Putting these two ideas together, it's quite obvious what the domain is (values of x) for where the quadratic is positive.

 

[NascentOxygen]

Q1
(a)
(x+-1) (x+5)
x= 1 x=-5
is that solving the equation?

Yes, you have found the values of the unknowns which will make the right side equal to the left side.

(c)
not sure on this one

You are trying to determine your answer without sketching the graph? ✻shame✻

Always sketch the graph, so you can see what you are dealing with.

 

[mafagafo]

For c), besides sketching the graph you can analyse the sign of the terms individually.

(x-1)(x+5)

When is (x-1) positive? When is it negative?
Same to (x+5).

What must be the signs of (x-1) and (x+5) so that (x-1)(x+5) > 0?

 

[Danatron]

quadratic

ok so i have graphed the quadratic and circled in red all the positive values of x, how would i write this?

[PLAIN]http://i.imgur.com/WwvsteW.jpg?1[/PLAIN]

 

[SammyS]

ok so i have graphed the quadratic and circled in red all the positive values of x, how would i write this?

[PLAIN]http://i.imgur.com/WwvsteW.jpg?1[/PLAIN]

What you're asked for is:

All of the x values for which the y values are positive .

 

[Danatron]

so that would be everything before -5 and everything after 1 right?

 

[Matterwave]

so that would be everything before -5 and everything after 1 right?

Yes. So just turn that into a mathematical expression. What's "everything before -5" and "everything after 1" in mathematical terms?

 

[Danatron]

x < -5 & x > 1

 

[thelema418]

Question 1

(a) Solve the quadratic equation

x^2 + 4x -5 = 0

(b) Factorise its left hand side.

(c) Find interval(s) of x where the left hand side is positive


Q1
(a)
(x+-1) (x+5)
x= 1 x=-5
is that solving the equation?

(b)
didnt i already factorise the left hand side of the equation when i solved for in (a)?
(x+-1)?

(c)
not sure on this one

hmm. In part (a), "solve" does seem confusing in this problem. There are many other ways of solving. Sometimes textbooks want you to graph first. You could also use a rational root test, or something like that. Some books give problems with $ax^2 + bx + c = N$. The concept of "solving" is to graph this as two functions and find their intersection points. Of course, it seems like a lot more work than necessary.

There is a concern I have with what you wrote in part (a). The expression $(x + -1)(x+5)$ does not mean $x = 1$ or $x = -5$. You have to state $(x + -1)(x+5) = 0$ to find those solutions for $x$. I think you KNOW that you are doing this, you just didn't write it. If you did that on a test, a teacher might take points off.

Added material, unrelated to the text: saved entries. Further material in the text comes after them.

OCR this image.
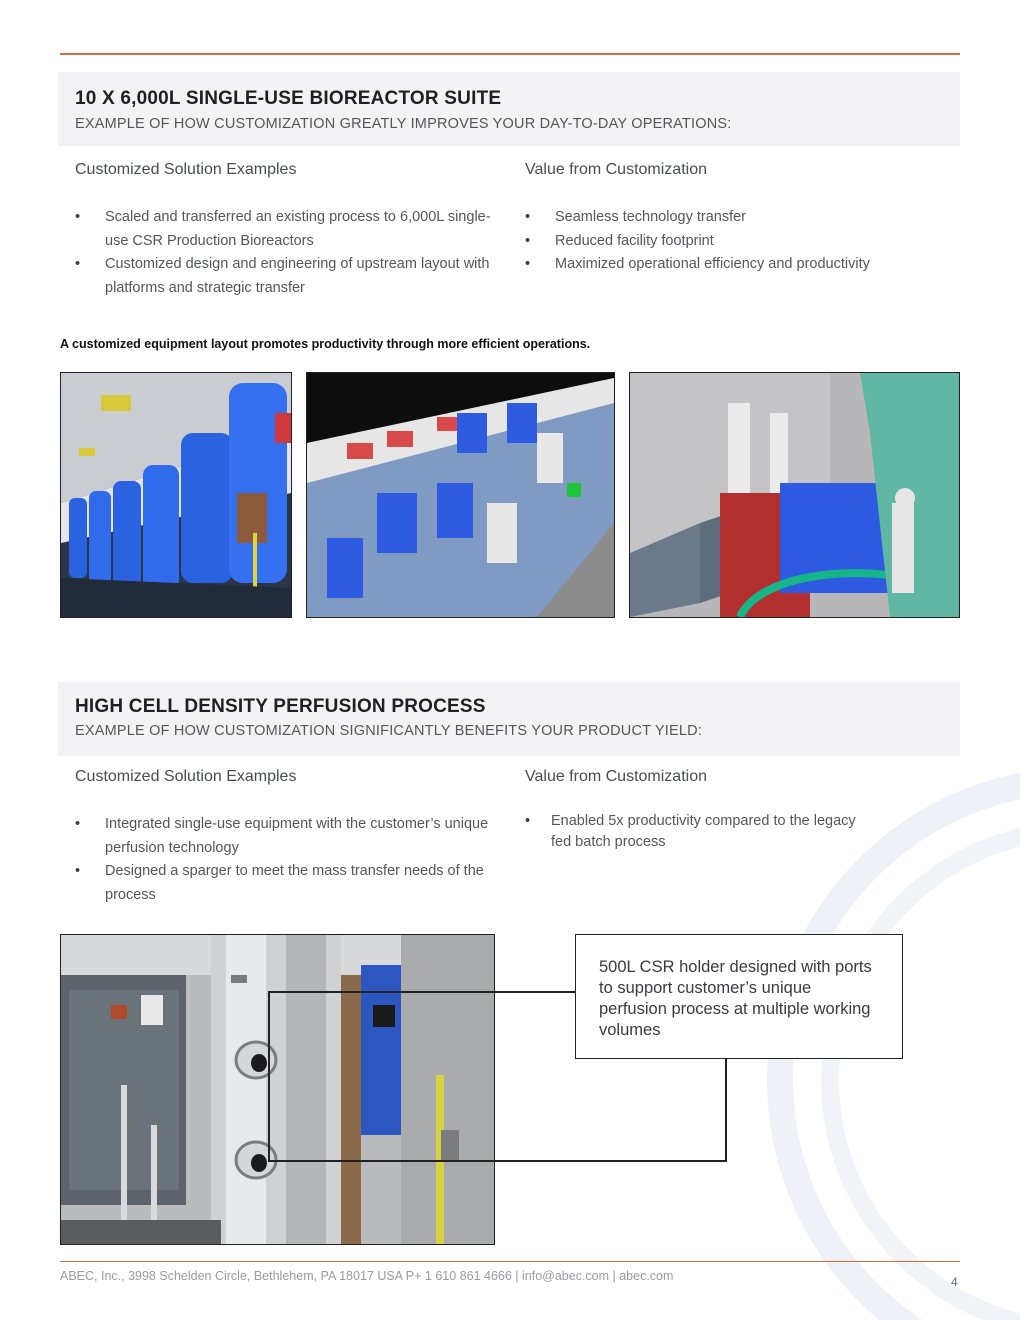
10 X 6,000L SINGLE-USE BIOREACTOR SUITE
EXAMPLE OF HOW CUSTOMIZATION GREATLY IMPROVES YOUR DAY-TO-DAY OPERATIONS:
Customized Solution Examples	Value from Customization
• Scaled and transferred an existing process to 6,000L single-use CSR Production Bioreactors
• Customized design and engineering of upstream layout with platforms and strategic transfer
• Seamless technology transfer
• Reduced facility footprint
• Maximized operational efficiency and productivity
A customized equipment layout promotes productivity through more efficient operations.
HIGH CELL DENSITY PERFUSION PROCESS
EXAMPLE OF HOW CUSTOMIZATION SIGNIFICANTLY BENEFITS YOUR PRODUCT YIELD:
Customized Solution Examples	Value from Customization
• Integrated single-use equipment with the customer’s unique perfusion technology
• Designed a sparger to meet the mass transfer needs of the process
• Enabled 5x productivity compared to the legacy fed batch process
500L CSR holder designed with ports to support customer’s unique perfusion process at multiple working volumes
ABEC, Inc., 3998 Schelden Circle, Bethlehem, PA 18017 USA P+ 1 610 861 4666 | info@abec.com | abec.com	4
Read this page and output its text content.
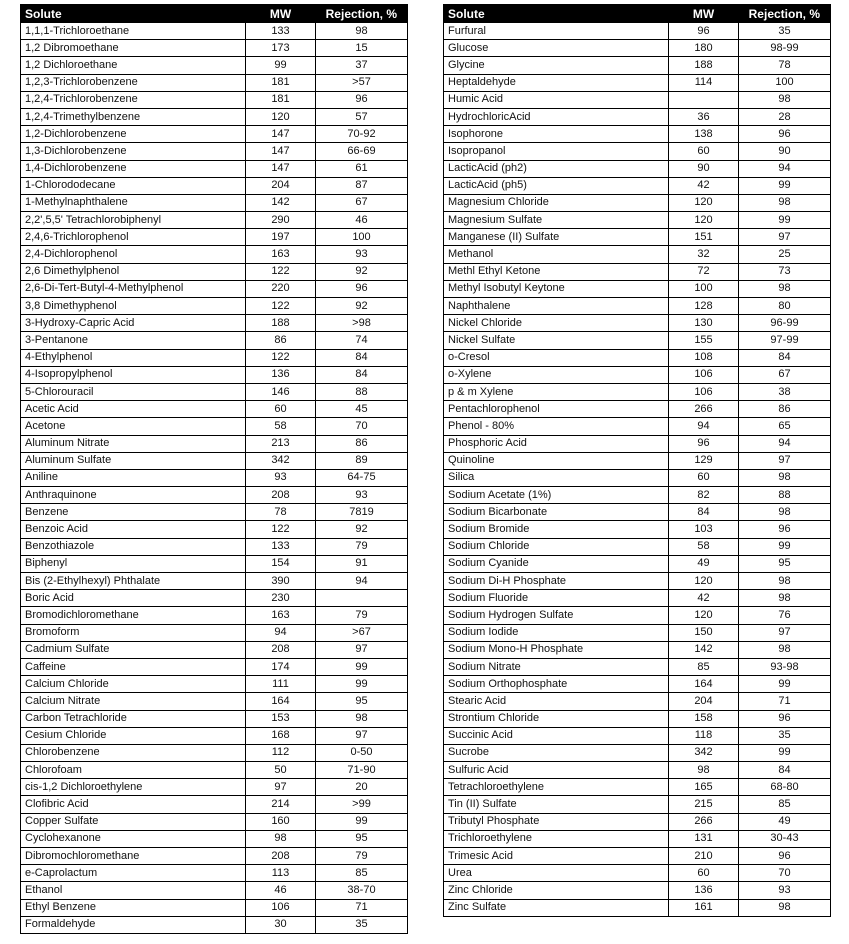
Solute	MW	Rejection, %
1,1,1-Trichloroethane	133	98
1,2 Dibromoethane	173	15
1,2 Dichloroethane	99	37
1,2,3-Trichlorobenzene	181	>57
1,2,4-Trichlorobenzene	181	96
1,2,4-Trimethylbenzene	120	57
1,2-Dichlorobenzene	147	70-92
1,3-Dichlorobenzene	147	66-69
1,4-Dichlorobenzene	147	61
1-Chlorododecane	204	87
1-Methylnaphthalene	142	67
2,2',5,5' Tetrachlorobiphenyl	290	46
2,4,6-Trichlorophenol	197	100
2,4-Dichlorophenol	163	93
2,6 Dimethylphenol	122	92
2,6-Di-Tert-Butyl-4-Methylphenol	220	96
3,8 Dimethyphenol	122	92
3-Hydroxy-Capric Acid	188	>98
3-Pentanone	86	74
4-Ethylphenol	122	84
4-Isopropylphenol	136	84
5-Chlorouracil	146	88
Acetic Acid	60	45
Acetone	58	70
Aluminum Nitrate	213	86
Aluminum Sulfate	342	89
Aniline	93	64-75
Anthraquinone	208	93
Benzene	78	7819
Benzoic Acid	122	92
Benzothiazole	133	79
Biphenyl	154	91
Bis (2-Ethylhexyl) Phthalate	390	94
Boric Acid	230	
Bromodichloromethane	163	79
Bromoform	94	>67
Cadmium Sulfate	208	97
Caffeine	174	99
Calcium Chloride	111	99
Calcium Nitrate	164	95
Carbon Tetrachloride	153	98
Cesium Chloride	168	97
Chlorobenzene	112	0-50
Chlorofoam	50	71-90
cis-1,2 Dichloroethylene	97	20
Clofibric Acid	214	>99
Copper Sulfate	160	99
Cyclohexanone	98	95
Dibromochloromethane	208	79
e-Caprolactum	113	85
Ethanol	46	38-70
Ethyl Benzene	106	71
Formaldehyde	30	35
Solute	MW	Rejection, %
Furfural	96	35
Glucose	180	98-99
Glycine	188	78
Heptaldehyde	114	100
Humic Acid		98
HydrochloricAcid	36	28
Isophorone	138	96
Isopropanol	60	90
LacticAcid (ph2)	90	94
LacticAcid (ph5)	42	99
Magnesium Chloride	120	98
Magnesium Sulfate	120	99
Manganese (II) Sulfate	151	97
Methanol	32	25
Methl Ethyl Ketone	72	73
Methyl Isobutyl Keytone	100	98
Naphthalene	128	80
Nickel Chloride	130	96-99
Nickel Sulfate	155	97-99
o-Cresol	108	84
o-Xylene	106	67
p & m Xylene	106	38
Pentachlorophenol	266	86
Phenol - 80%	94	65
Phosphoric Acid	96	94
Quinoline	129	97
Silica	60	98
Sodium Acetate (1%)	82	88
Sodium Bicarbonate	84	98
Sodium Bromide	103	96
Sodium Chloride	58	99
Sodium Cyanide	49	95
Sodium Di-H Phosphate	120	98
Sodium Fluoride	42	98
Sodium Hydrogen Sulfate	120	76
Sodium Iodide	150	97
Sodium Mono-H Phosphate	142	98
Sodium Nitrate	85	93-98
Sodium Orthophosphate	164	99
Stearic Acid	204	71
Strontium Chloride	158	96
Succinic Acid	118	35
Sucrobe	342	99
Sulfuric Acid	98	84
Tetrachloroethylene	165	68-80
Tin (II) Sulfate	215	85
Tributyl Phosphate	266	49
Trichloroethylene	131	30-43
Trimesic Acid	210	96
Urea	60	70
Zinc Chloride	136	93
Zinc Sulfate	161	98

This is also a big idea that connects with part (c). In part (a) you are using the zero property: Zero times a number is zero. In part (c) you are using the following concepts about multiplication of real numbers: "a positive times a positive is a positive"; "a negative times a negative is a positive"; etc. Again these positive & negative multiplication rules are for real numbers, not the imaginary numbers.